Das Thema kommt in vielerlei Hinsicht zur Sprache, ob es im Programm steht oder nicht, ob es gewollt ist oder nicht. Der Priestermangel ist dramatisch – und der Zölibat steht weltweit zur Diskussion. Die katholische Kirche muss sich wirklich fragen, ob sie nicht die Gemeinden austrocknet, wenn sie daran festhält, weil Gemeinden nur mit einem geweihten Priester Eucharistie feiern dürfen. Der Zölibat ist eine Idealvorstellung, die oft nicht mehr gelebt wird und damit nicht mehr überzeugend ist.

Was erwarten Sie von den Bischöfen, die nach Osnabrück kommen?

Wir freuen uns über die Bischöfe, die kommen und in einen konstruktiven Dialog eintreten, die auch auf das Kirchenvolk hören. Das ist wichtig, weil sich die römisch-katholische Kirche in einem Zustand der Angst und Selbstvergewisserung befindet. Wir wissen natürlich, dass die Bischöfe sehr durch Rom gebunden sind. Zwar wird Papst Benedikt als lächelnder Papst wahrgenommen, aber der wirkliche Kurs der römisch-katholischen Kirche ist anders. Er ist in der Ökumene sehr auf Abgrenzung bedacht und beschwört in der neuen tridentinischen Karfreitagsfürbitte Konflikte mit dem Judentum herauf. Ich kann nur sehr hoffen, dass die Bischöfe, die kommen, zum Dialog bereit sind und dass keine Störfeuer von abwesenden Bischöfen kommen, und auch nicht aus Rom.

Sind Sie mit dem Programm und dem Leitwort zufrieden?

Die Frage ist, ob trotz des umfassenden Programms tatsächlich die brennenden Themen wie pastorale Umstrukturierung oder Priestermangel ausreichend thematisiert werden. Das Leitwort „Du führst uns hinaus ins Weite“ macht aber Mut, neue Wege zu gehen, bestehende Grenzen zu überwinden. Da gehen wir gerne mit.
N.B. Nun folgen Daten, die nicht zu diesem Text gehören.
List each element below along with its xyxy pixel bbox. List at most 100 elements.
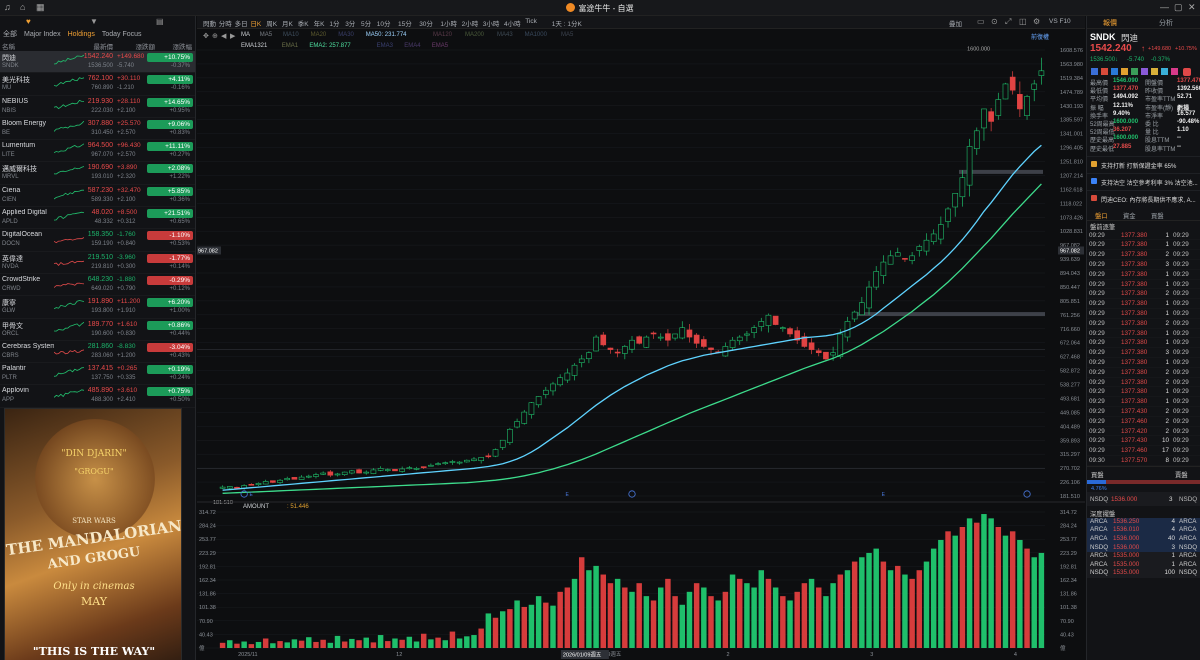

Manche Kritiker sagen: Die Kirchenvolksbewegung, das sind die ewigen Nörgler...

Mit dieser Kritik können wir gut leben, denn wir wissen genau, aus welcher Richtung diese Kritik kommt. Im Augenblick mangelt es in erschreckender Weise am Dialog. Bald 50 Jahre nach dem Zweiten Vatikanischen Konzil ist es notwendiger denn je, diesen Dialog innerhalb der Kirche und mit anderen immer wieder einzufordern. Deshalb bleiben wir dran.